Tuesday, February 5, 2013

Herniated Disc and Back Pain


Herniated Disc and Back Pain

For 26 years Barton Chiropractic has consistently been one of the top chiropractic offices in Concord. We have helped hundreds of patients suffering from bulging disc and back pain. Our gentle chiropractic care is designed to get you out of pain and keep you out of pain as fast as possible and as gently as possible.
Chiropractic can have great sucsess in removing back pain if done correctly. We start with a thorough consultation then an examination utilizing chiropractic, orthopedic and neurological testing. If at that point we believe that your back pain or neck pain is caused by a chiropractic problem, we will take x-rays.

X-Rays
I realize that there are chiropractors that do not take x-rays. In believe that they are absolutely necessary. Last month we found two fractures and one case of cancer. Adjusting a spine with a fracture could have devastating results, and we would not have known without x-rays. Secondly, when vertebrea misalign, they do not just go “out.”  The first move toward the back of the spine then rotate right or left then they can wedge on the right or left side. In order correct this with the utmost accuracy you must know exactly how that vertebrea is misaligned.

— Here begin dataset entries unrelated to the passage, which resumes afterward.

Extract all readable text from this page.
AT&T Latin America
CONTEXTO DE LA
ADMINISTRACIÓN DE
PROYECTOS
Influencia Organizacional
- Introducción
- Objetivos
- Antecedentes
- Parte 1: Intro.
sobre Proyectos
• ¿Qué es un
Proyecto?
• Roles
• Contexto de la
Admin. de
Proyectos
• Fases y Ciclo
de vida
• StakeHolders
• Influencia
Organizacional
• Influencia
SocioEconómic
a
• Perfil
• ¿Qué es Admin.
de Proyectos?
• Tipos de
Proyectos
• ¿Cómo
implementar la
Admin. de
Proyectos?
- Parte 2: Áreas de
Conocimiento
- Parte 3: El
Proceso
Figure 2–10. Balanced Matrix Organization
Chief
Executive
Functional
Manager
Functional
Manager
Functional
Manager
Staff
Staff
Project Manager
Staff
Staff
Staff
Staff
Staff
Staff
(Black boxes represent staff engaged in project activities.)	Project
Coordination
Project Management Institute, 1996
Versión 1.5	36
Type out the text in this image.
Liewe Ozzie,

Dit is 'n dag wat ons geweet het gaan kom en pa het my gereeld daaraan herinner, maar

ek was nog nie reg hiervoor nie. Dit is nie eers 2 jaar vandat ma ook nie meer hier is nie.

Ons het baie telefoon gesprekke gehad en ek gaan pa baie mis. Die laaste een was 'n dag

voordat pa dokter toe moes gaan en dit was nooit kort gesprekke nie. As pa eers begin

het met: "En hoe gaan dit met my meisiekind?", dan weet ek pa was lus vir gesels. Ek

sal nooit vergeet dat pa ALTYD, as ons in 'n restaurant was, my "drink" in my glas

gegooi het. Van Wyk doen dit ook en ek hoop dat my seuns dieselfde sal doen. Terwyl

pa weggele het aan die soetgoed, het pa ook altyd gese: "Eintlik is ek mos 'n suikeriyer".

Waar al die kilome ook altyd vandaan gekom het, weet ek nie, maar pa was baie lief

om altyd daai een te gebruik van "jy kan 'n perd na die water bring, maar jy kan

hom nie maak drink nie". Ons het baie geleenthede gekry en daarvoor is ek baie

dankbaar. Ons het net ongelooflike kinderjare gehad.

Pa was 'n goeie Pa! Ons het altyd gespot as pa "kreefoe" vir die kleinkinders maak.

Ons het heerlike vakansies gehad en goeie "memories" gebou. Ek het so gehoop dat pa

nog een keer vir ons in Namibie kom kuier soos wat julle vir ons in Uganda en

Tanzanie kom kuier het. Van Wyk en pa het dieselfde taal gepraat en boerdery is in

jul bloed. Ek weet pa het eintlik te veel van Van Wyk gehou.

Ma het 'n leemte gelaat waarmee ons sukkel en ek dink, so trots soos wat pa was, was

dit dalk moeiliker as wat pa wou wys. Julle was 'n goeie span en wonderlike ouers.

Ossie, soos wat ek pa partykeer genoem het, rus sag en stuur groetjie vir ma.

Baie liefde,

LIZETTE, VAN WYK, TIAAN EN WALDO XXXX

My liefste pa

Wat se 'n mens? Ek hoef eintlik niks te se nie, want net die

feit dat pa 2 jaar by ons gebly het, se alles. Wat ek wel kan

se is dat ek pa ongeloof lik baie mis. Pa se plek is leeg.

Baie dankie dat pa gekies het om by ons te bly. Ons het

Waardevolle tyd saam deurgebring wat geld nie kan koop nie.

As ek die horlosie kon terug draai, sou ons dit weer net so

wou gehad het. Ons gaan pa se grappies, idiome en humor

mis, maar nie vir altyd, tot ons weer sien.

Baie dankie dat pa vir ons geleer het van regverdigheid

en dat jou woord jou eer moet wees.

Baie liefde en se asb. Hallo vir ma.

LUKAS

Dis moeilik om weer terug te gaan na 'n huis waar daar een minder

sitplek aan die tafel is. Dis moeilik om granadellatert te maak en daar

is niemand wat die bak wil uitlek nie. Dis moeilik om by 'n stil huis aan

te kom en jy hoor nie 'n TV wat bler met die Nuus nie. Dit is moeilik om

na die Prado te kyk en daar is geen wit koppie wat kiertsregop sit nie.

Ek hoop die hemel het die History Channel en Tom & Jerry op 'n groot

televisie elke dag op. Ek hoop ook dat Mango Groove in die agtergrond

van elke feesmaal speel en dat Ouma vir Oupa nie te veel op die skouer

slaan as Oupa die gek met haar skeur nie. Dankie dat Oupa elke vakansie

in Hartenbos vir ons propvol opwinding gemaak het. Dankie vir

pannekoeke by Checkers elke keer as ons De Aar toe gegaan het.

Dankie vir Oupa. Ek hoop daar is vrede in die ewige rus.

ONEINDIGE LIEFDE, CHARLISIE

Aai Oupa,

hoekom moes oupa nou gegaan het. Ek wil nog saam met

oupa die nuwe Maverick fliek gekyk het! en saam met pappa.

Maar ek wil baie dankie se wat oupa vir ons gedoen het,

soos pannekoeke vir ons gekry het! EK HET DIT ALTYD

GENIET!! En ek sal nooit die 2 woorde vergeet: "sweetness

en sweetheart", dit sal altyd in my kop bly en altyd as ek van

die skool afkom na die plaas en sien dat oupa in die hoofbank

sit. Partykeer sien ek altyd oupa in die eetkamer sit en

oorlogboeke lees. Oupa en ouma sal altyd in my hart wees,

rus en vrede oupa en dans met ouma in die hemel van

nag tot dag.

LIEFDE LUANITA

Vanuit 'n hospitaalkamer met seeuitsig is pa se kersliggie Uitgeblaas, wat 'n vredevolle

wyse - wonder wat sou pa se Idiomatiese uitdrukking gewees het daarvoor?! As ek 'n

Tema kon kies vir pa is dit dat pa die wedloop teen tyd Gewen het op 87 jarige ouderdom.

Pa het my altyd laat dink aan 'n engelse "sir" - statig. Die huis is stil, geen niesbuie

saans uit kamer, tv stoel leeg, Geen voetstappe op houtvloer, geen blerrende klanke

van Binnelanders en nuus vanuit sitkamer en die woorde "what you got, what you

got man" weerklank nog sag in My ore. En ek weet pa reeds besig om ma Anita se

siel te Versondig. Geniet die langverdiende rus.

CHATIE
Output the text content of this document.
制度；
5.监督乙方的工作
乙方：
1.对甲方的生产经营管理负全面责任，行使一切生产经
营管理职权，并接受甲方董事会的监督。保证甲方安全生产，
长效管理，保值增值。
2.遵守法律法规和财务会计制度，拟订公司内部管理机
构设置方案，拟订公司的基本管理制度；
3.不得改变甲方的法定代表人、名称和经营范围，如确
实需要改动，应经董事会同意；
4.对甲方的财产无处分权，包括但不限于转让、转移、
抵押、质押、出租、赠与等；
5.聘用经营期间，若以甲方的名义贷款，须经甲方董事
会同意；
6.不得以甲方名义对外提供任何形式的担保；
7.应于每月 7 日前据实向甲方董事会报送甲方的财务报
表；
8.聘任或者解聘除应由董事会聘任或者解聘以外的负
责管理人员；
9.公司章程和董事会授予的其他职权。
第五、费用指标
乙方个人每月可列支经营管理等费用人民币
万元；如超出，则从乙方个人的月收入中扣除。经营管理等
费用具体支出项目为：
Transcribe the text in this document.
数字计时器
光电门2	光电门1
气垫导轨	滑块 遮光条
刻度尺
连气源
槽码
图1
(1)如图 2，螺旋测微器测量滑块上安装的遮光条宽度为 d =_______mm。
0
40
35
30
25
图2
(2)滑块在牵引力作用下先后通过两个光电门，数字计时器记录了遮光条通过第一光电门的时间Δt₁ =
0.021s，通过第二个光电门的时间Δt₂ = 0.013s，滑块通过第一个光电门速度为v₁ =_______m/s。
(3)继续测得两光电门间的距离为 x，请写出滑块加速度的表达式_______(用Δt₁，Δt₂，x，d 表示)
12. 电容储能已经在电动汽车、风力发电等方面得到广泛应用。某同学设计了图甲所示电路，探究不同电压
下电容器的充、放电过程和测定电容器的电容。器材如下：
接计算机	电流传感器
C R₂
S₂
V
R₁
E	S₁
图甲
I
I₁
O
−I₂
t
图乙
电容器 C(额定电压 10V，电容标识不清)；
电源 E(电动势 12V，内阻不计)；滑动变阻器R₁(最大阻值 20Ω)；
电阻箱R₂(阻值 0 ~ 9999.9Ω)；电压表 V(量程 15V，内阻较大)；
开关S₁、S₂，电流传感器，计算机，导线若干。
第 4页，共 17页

Without all the information, one can only hope for so so results. You get what you pay for.

Disc Herniation
Herniation describes an abnormality of the intervertebral disc that is also known as a "slipped disc," "ruptured disc," or "torn disc. This process occurs when the inner core (nucleus pulposus) of the intervertebral disc bulges out through the outer layer of ligaments that surround the disc (annulus fibrosis). This tear in the annulus fibrosis causes pain in the back at the point of herniation. If the protruding disc presses on a spinal nerve, the pain may spread to the area of the body that is served by that nerve. Between each vertebra in the spine are a pair of spinal nerves, which branch off from the spinal cord to a specific area in the body. Any part of the skin that can experience hot and cold, pain or touch refers that sensation to the brain through one of these nerves. In turn, pressure on a spinal nerve from a herniated disc will cause pain in the part of the body that is served by that nerve.
 





Four Degrees of Disc Herniation:
Nuclear Herniation, Disc Protrusion, Nuclear Extrusion, and Sequestered Nucleus

Most disc ruptures will occur when a person is in their thirties or forties when the nucleus pulposus is still a gelatin-like substance. Oddly enough, most disc herniations will occur in the morning. The causes of this phenomenon are not entirely known, but are probably due to the physiology of the spine and the changes in the water content of the disc that occur throughout the day. The two most common locations for a herniated disc in the lower back are at the disc between fourth and fifth lumbar vertebra (L4-5) and at disc between the fifth lumbar vertebra and the first sacral vertebra (L5-S1). These two discs account for 98 percent of all painful disc herniations. A herniated disc can occur elsewhere along the spine, but low lumbar herniations are by far the most common.

Symptoms
Usually a patient's main complaint is a sharp, cutting pain. In some cases there may be a previous history of episodes of localized low back pain, which is present in the back and continues down the leg that is served by the affected nerve. This pain is usually described as a deep and sharp pain, which gets worse as it moves down the affected leg. The onset of pain with a herniated disc may occur out of the blue or it may be announced by a tearing or snapping sensation in the spine that is thought to be the result of a sudden tear of part of the annulus fibrosis.

Diagnosis
A patient with a herniated disc will usually complain of low back pain that may or may not radiate into different parts of the body. They will often demonstrate a limitation in range of motion when asked to bend forward or lean backwards, and they may lean to one side as they try to bend forward. Patients will sometimes walk with an "antalgic" or painful gait, flexing the affected leg so as not to put too much weight on the side of the body that hurts. Straight leg raising may be positive indicating tension on the nerve root.
Abnormalities in the strength and sensation of particular parts of the body that are found with a neurological examination performed by a chiropractic doctor provide the most objective evidence of nerve root compression. There are no laboratory tests that can detect the presence or absence of a herniated disc, but they may be helpful in the diagnosis of unusual causes of nerve root pain and irritation. An MRI is the test of choice for diagnosis of a herniated disc, but a CT scan (CAT scan) may often be helpful because it provides better visualization of the bony anatomy of the spinal column, indicating where the source of pressure on the nerve root is located.

Treatment
The treatment for vast majority of patients with a herniated disc rarely requires surgery. Eighty percent of patients will respond to conservative Chiropractic care. The primary elements of conservative treatment are Specific Chiropractic adjustments and controlled physical activity. Usually treatment will begin with very short period of bed rest followed by a gradual return to normal activities. Sitting is bad for this condition because the sitting posture puts a large amount of stress and pressure on the lumbar spine, which may increase the pressure on the affected nerve root.